The ghosts of the past also persist. The pricing bubble of Japanese assets at the end of the 1980s, fueled by an easy monetary policy and speculative investments, led to an accident in the prices of assets of the 1990s and a prolonged period of economic stagnation.
“After the burst of the bubble, the Japanese had a high -risk aversion and considered investing in the stock market as similar to the game. The younger Japanese do not have such aversion. The government and TSE want to facilitate the investment of COSE.”
But they are not just the young investors that Japan is courting.
Japanese pensions have an appraisal deficit or 20 million yen in their accounts to retire comfortably, Khan added. Instead that the government fills this emptiness, Japan is encouraging homes to save and invest more for retirement.

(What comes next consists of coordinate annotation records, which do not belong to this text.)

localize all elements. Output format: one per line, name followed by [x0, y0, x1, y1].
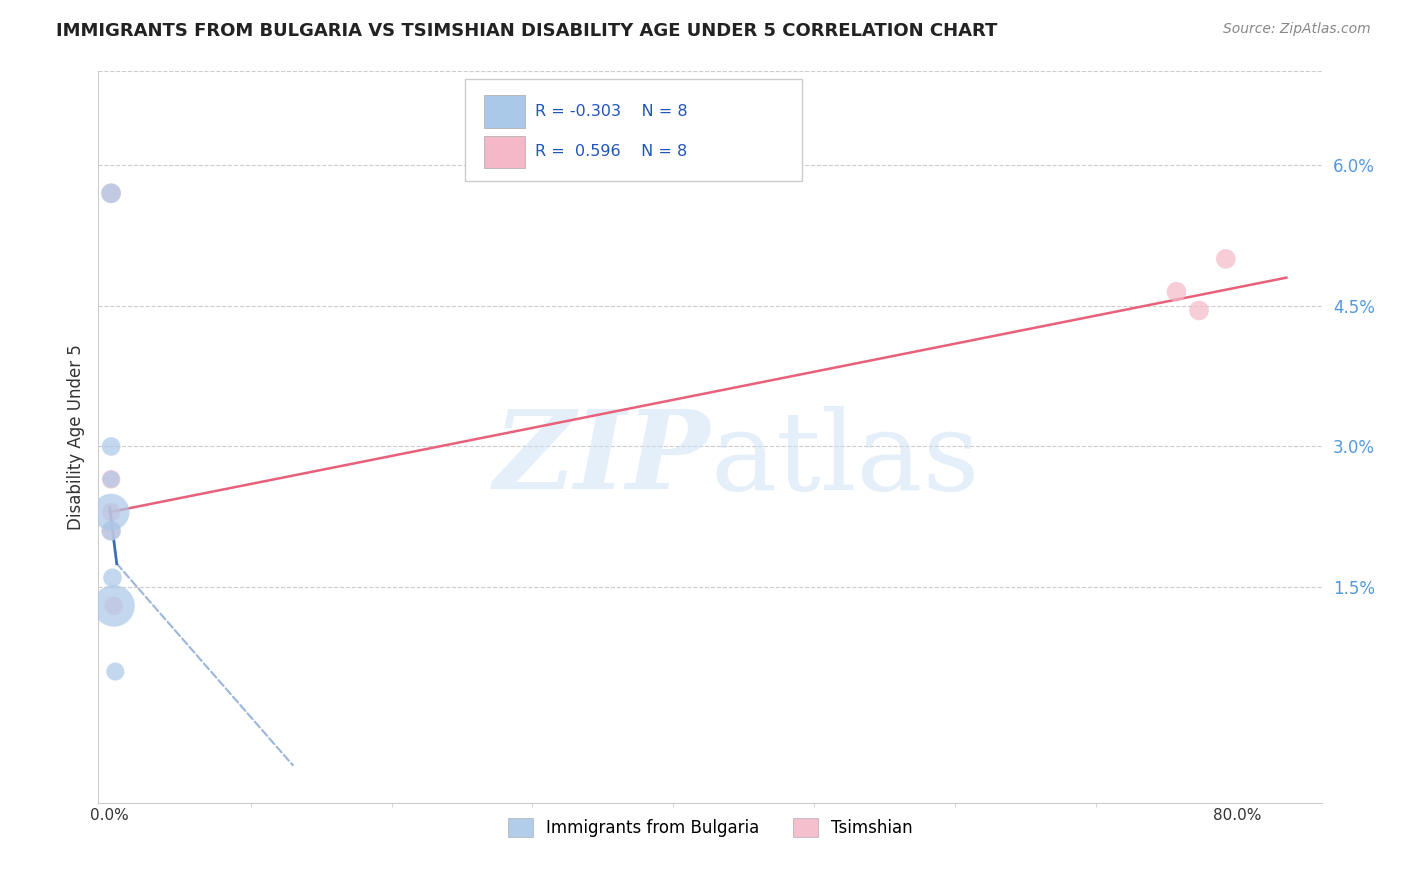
Point	[100, 186, 122, 201]
Text: R = -0.303    N = 8: R = -0.303 N = 8	[536, 104, 688, 120]
FancyBboxPatch shape	[484, 95, 526, 128]
Point	[1215, 252, 1237, 266]
Point	[100, 524, 122, 538]
Point	[100, 505, 122, 519]
Point	[1166, 285, 1188, 299]
Point	[100, 472, 122, 486]
Text: atlas: atlas	[710, 406, 980, 513]
Point	[104, 665, 127, 679]
Point	[103, 599, 125, 613]
Point	[100, 440, 122, 454]
Text: ZIP: ZIP	[494, 405, 710, 513]
Point	[100, 524, 122, 538]
Point	[100, 472, 122, 486]
Point	[1188, 303, 1211, 318]
Point	[100, 505, 122, 519]
Text: IMMIGRANTS FROM BULGARIA VS TSIMSHIAN DISABILITY AGE UNDER 5 CORRELATION CHART: IMMIGRANTS FROM BULGARIA VS TSIMSHIAN DI…	[56, 22, 998, 40]
Point	[103, 599, 125, 613]
FancyBboxPatch shape	[484, 136, 526, 168]
FancyBboxPatch shape	[465, 78, 801, 181]
Point	[101, 571, 124, 585]
Text: Source: ZipAtlas.com: Source: ZipAtlas.com	[1223, 22, 1371, 37]
Y-axis label: Disability Age Under 5: Disability Age Under 5	[66, 344, 84, 530]
Legend: Immigrants from Bulgaria, Tsimshian: Immigrants from Bulgaria, Tsimshian	[499, 810, 921, 846]
Text: R =  0.596    N = 8: R = 0.596 N = 8	[536, 145, 688, 160]
Point	[100, 186, 122, 201]
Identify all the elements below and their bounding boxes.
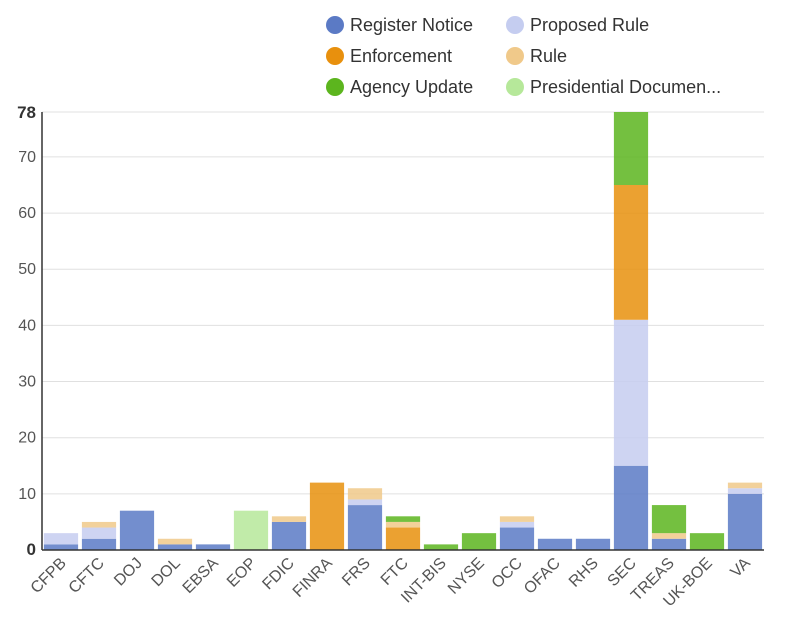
y-tick-label: 0 bbox=[27, 540, 36, 559]
bar-int-bis-agency-update[interactable] bbox=[423, 544, 459, 550]
y-tick-label: 70 bbox=[18, 149, 36, 166]
x-tick-label: FRS bbox=[339, 555, 374, 590]
legend-label: Enforcement bbox=[350, 45, 453, 66]
y-tick-label: 50 bbox=[18, 261, 36, 278]
bar-sec-proposed-rule[interactable] bbox=[613, 319, 649, 466]
x-tick-label: DOJ bbox=[111, 555, 146, 590]
bar-ftc-enforcement[interactable] bbox=[385, 527, 421, 550]
legend-item-presidential-documen-[interactable]: Presidential Documen... bbox=[506, 74, 721, 100]
bar-frs-proposed-rule[interactable] bbox=[347, 499, 383, 506]
x-tick-label: EOP bbox=[224, 555, 260, 591]
bar-doj-register-notice[interactable] bbox=[119, 510, 155, 550]
x-tick-label: EBSA bbox=[180, 555, 222, 597]
legend-dot-icon bbox=[326, 16, 344, 34]
bars bbox=[43, 112, 763, 550]
legend-label: Presidential Documen... bbox=[530, 76, 722, 97]
x-tick-label: CFTC bbox=[66, 555, 108, 597]
bar-treas-register-notice[interactable] bbox=[651, 538, 687, 550]
bar-dol-rule[interactable] bbox=[157, 538, 193, 545]
bar-ftc-agency-update[interactable] bbox=[385, 516, 421, 522]
legend-label: Rule bbox=[530, 45, 568, 66]
x-tick-label: OCC bbox=[489, 555, 526, 592]
bar-sec-register-notice[interactable] bbox=[613, 465, 649, 550]
legend-dot-icon bbox=[506, 47, 524, 65]
legend-dot-icon bbox=[326, 47, 344, 65]
legend-item-enforcement[interactable]: Enforcement bbox=[326, 43, 452, 69]
y-tick-label: 10 bbox=[18, 486, 36, 503]
bar-treas-rule[interactable] bbox=[651, 533, 687, 539]
bar-ebsa-register-notice[interactable] bbox=[195, 544, 231, 550]
bar-occ-rule[interactable] bbox=[499, 516, 535, 522]
legend-label: Agency Update bbox=[350, 76, 474, 97]
bar-va-register-notice[interactable] bbox=[727, 493, 763, 550]
bar-finra-enforcement[interactable] bbox=[309, 482, 345, 550]
x-tick-label: VA bbox=[728, 555, 755, 582]
y-tick-label: 60 bbox=[18, 205, 36, 222]
bar-cfpb-proposed-rule[interactable] bbox=[43, 533, 79, 545]
y-max-label: 78 bbox=[17, 103, 36, 122]
bar-cftc-proposed-rule[interactable] bbox=[81, 527, 117, 539]
bar-ftc-rule[interactable] bbox=[385, 521, 421, 528]
y-axis: 0 10 20 30 40 50 60 70 78 bbox=[17, 103, 43, 559]
bar-fdic-register-notice[interactable] bbox=[271, 521, 307, 550]
bar-frs-register-notice[interactable] bbox=[347, 505, 383, 550]
bar-occ-register-notice[interactable] bbox=[499, 527, 535, 550]
x-tick-label: OFAC bbox=[521, 555, 564, 598]
legend-item-proposed-rule[interactable]: Proposed Rule bbox=[506, 12, 649, 38]
bar-uk-boe-agency-update[interactable] bbox=[689, 533, 725, 550]
legend-item-agency-update[interactable]: Agency Update bbox=[326, 74, 473, 100]
y-tick-label: 20 bbox=[18, 430, 36, 447]
legend-dot-icon bbox=[326, 78, 344, 96]
bar-sec-enforcement[interactable] bbox=[613, 185, 649, 320]
x-tick-label: NYSE bbox=[445, 555, 488, 598]
bar-ofac-register-notice[interactable] bbox=[537, 538, 573, 550]
bar-frs-rule[interactable] bbox=[347, 488, 383, 500]
bar-eop-presidential-documen-[interactable] bbox=[233, 510, 269, 550]
x-tick-label: CFPB bbox=[28, 555, 70, 597]
legend: Register Notice Proposed Rule Enforcement R… bbox=[326, 12, 746, 108]
legend-item-register-notice[interactable]: Register Notice bbox=[326, 12, 473, 38]
legend-label: Proposed Rule bbox=[530, 14, 650, 35]
y-tick-label: 30 bbox=[18, 374, 36, 391]
legend-dot-icon bbox=[506, 78, 524, 96]
x-tick-label: FINRA bbox=[290, 555, 336, 601]
bar-nyse-agency-update[interactable] bbox=[461, 533, 497, 550]
legend-dot-icon bbox=[506, 16, 524, 34]
bar-dol-register-notice[interactable] bbox=[157, 544, 193, 550]
bar-va-proposed-rule[interactable] bbox=[727, 488, 763, 494]
bar-cftc-register-notice[interactable] bbox=[81, 538, 117, 550]
bar-occ-proposed-rule[interactable] bbox=[499, 521, 535, 528]
bar-sec-agency-update[interactable] bbox=[613, 112, 649, 185]
bar-va-rule[interactable] bbox=[727, 482, 763, 489]
grid-lines bbox=[42, 111, 764, 495]
legend-item-rule[interactable]: Rule bbox=[506, 43, 567, 69]
bar-cfpb-register-notice[interactable] bbox=[43, 544, 79, 550]
bar-cftc-rule[interactable] bbox=[81, 521, 117, 528]
y-tick-label: 40 bbox=[18, 317, 36, 334]
bar-fdic-rule[interactable] bbox=[271, 516, 307, 522]
legend-label: Register Notice bbox=[350, 14, 474, 35]
x-tick-label: FTC bbox=[378, 555, 412, 589]
x-tick-label: RHS bbox=[566, 555, 602, 591]
bar-rhs-register-notice[interactable] bbox=[575, 538, 611, 550]
bar-treas-agency-update[interactable] bbox=[651, 505, 687, 534]
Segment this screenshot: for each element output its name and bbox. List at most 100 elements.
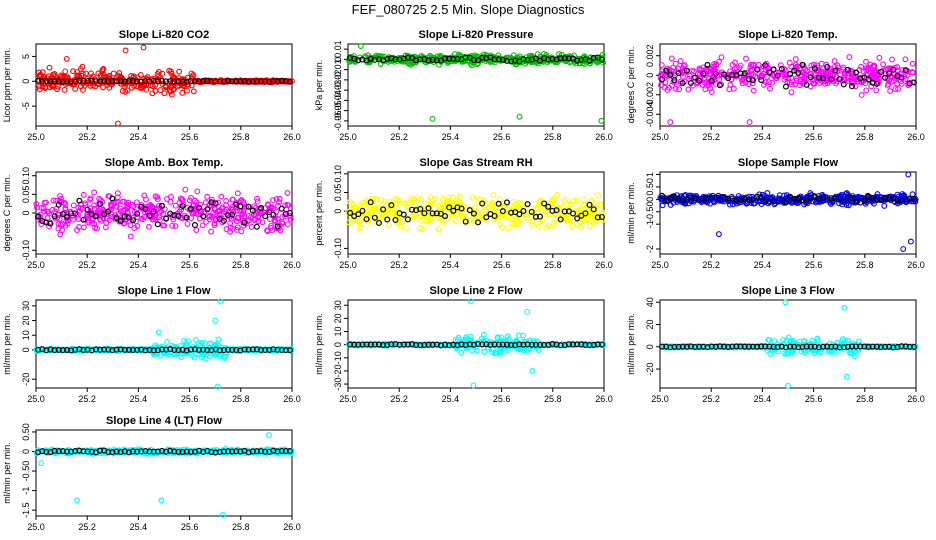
scatter-point bbox=[50, 197, 57, 204]
scatter-point bbox=[597, 201, 604, 208]
scatter-point bbox=[418, 53, 425, 59]
scatter-point-black bbox=[762, 62, 769, 69]
scatter-point bbox=[841, 304, 848, 311]
x-tick-label: 25.2 bbox=[390, 132, 408, 142]
scatter-point bbox=[43, 199, 49, 206]
scatter-point-black bbox=[520, 56, 527, 63]
x-tick-label: 26.0 bbox=[907, 132, 925, 142]
x-tick-label: 25.6 bbox=[181, 132, 199, 142]
scatter-point-black bbox=[886, 70, 893, 77]
scatter-point bbox=[76, 224, 83, 230]
scatter-point bbox=[145, 223, 152, 230]
scatter-point bbox=[346, 219, 353, 226]
scatter-point-black bbox=[704, 61, 711, 68]
scatter-point-black bbox=[910, 79, 917, 86]
scatter-point bbox=[39, 83, 46, 90]
scatter-point bbox=[569, 223, 576, 230]
scatter-point-black bbox=[286, 209, 293, 216]
scatter-point bbox=[528, 222, 535, 229]
scatter-point bbox=[410, 199, 417, 206]
scatter-point-black bbox=[47, 78, 54, 85]
scatter-point bbox=[161, 90, 168, 97]
scatter-point bbox=[228, 205, 235, 212]
scatter-point bbox=[535, 223, 542, 230]
y-axis-label: kPa per min. bbox=[314, 60, 324, 111]
scatter-point bbox=[170, 85, 177, 92]
scatter-point bbox=[223, 202, 230, 209]
scatter-point bbox=[680, 63, 687, 69]
scatter-point-black bbox=[536, 57, 543, 64]
scatter-point-black bbox=[429, 56, 436, 63]
scatter-point bbox=[214, 208, 221, 215]
scatter-point bbox=[881, 202, 888, 209]
scatter-point-black bbox=[708, 77, 715, 84]
scatter-point bbox=[87, 205, 94, 212]
scatter-point-black bbox=[274, 78, 281, 85]
scatter-point bbox=[186, 197, 193, 204]
plot-frame bbox=[35, 429, 293, 517]
scatter-point-black bbox=[142, 78, 149, 85]
scatter-point bbox=[156, 214, 162, 221]
scatter-point-black bbox=[524, 56, 531, 63]
scatter-point bbox=[762, 79, 769, 86]
y-tick-label: 10 bbox=[333, 327, 343, 337]
x-tick-label: 25.0 bbox=[651, 260, 669, 270]
scatter-point-black bbox=[113, 78, 120, 85]
scatter-point-black bbox=[479, 54, 486, 61]
scatter-point bbox=[212, 317, 219, 324]
scatter-point-black bbox=[659, 76, 666, 83]
x-tick-label: 25.6 bbox=[181, 522, 199, 532]
scatter-point-black bbox=[409, 206, 416, 213]
y-tick-label: -0.03 bbox=[333, 80, 343, 101]
x-tick-label: 25.0 bbox=[651, 394, 669, 404]
scatter-point bbox=[77, 205, 84, 212]
panel-title: Slope Line 4 (LT) Flow bbox=[106, 415, 222, 427]
scatter-point bbox=[852, 83, 859, 90]
scatter-point bbox=[54, 86, 61, 93]
scatter-point-black bbox=[113, 215, 120, 222]
scatter-point bbox=[505, 225, 512, 232]
scatter-point-black bbox=[142, 206, 149, 213]
scatter-point-black bbox=[355, 211, 362, 218]
scatter-point bbox=[496, 221, 503, 228]
scatter-point bbox=[275, 202, 282, 209]
scatter-point bbox=[439, 203, 446, 210]
scatter-point-black bbox=[241, 219, 248, 226]
scatter-point-black bbox=[253, 223, 260, 230]
scatter-point bbox=[429, 115, 436, 122]
x-tick-label: 25.0 bbox=[339, 260, 357, 270]
scatter-point bbox=[229, 225, 236, 232]
x-tick-label: 25.2 bbox=[390, 260, 408, 270]
x-tick-label: 25.2 bbox=[78, 394, 96, 404]
scatter-point bbox=[218, 193, 225, 200]
y-tick-label: -0.10 bbox=[21, 240, 31, 261]
scatter-point bbox=[448, 198, 455, 205]
scatter-point-black bbox=[109, 78, 116, 85]
panel-title: Slope Li-820 CO2 bbox=[119, 29, 209, 41]
scatter-point-black bbox=[274, 223, 281, 230]
scatter-point bbox=[109, 81, 116, 87]
scatter-point-black bbox=[683, 67, 690, 74]
scatter-point-black bbox=[80, 78, 87, 85]
scatter-point bbox=[202, 199, 209, 206]
scatter-point-black bbox=[72, 210, 79, 217]
scatter-point bbox=[94, 225, 100, 232]
scatter-point-black bbox=[68, 210, 75, 217]
scatter-point bbox=[558, 205, 565, 212]
scatter-point bbox=[36, 69, 42, 76]
scatter-point bbox=[529, 218, 536, 225]
scatter-point bbox=[549, 197, 555, 204]
scatter-point-black bbox=[225, 212, 232, 219]
scatter-point bbox=[599, 211, 605, 218]
scatter-point-black bbox=[363, 216, 370, 223]
scatter-point-black bbox=[536, 213, 543, 220]
scatter-point-black bbox=[720, 71, 727, 78]
scatter-point-black bbox=[191, 222, 198, 229]
scatter-point bbox=[128, 72, 135, 79]
y-tick-label: 0 bbox=[21, 210, 31, 215]
scatter-point bbox=[267, 216, 273, 223]
scatter-point bbox=[273, 196, 280, 203]
scatter-point-black bbox=[130, 217, 137, 224]
y-tick-label: 0 bbox=[645, 344, 655, 349]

“Many older rich Japanese are reluctant to return to their own market after the falls of the 1990
According to the volume of negotiation data of the TSE, foreign investors quoted 20 billion shares in the main main market between April 7 and 11, while local people quoted 10 billion.
Local people, the main beneficiaries of the smallest minimum investment units, are significant and can be an important “growing” growing factor if they choose to leave and buy with incentives as cheaper minimum investment units, Kaye added.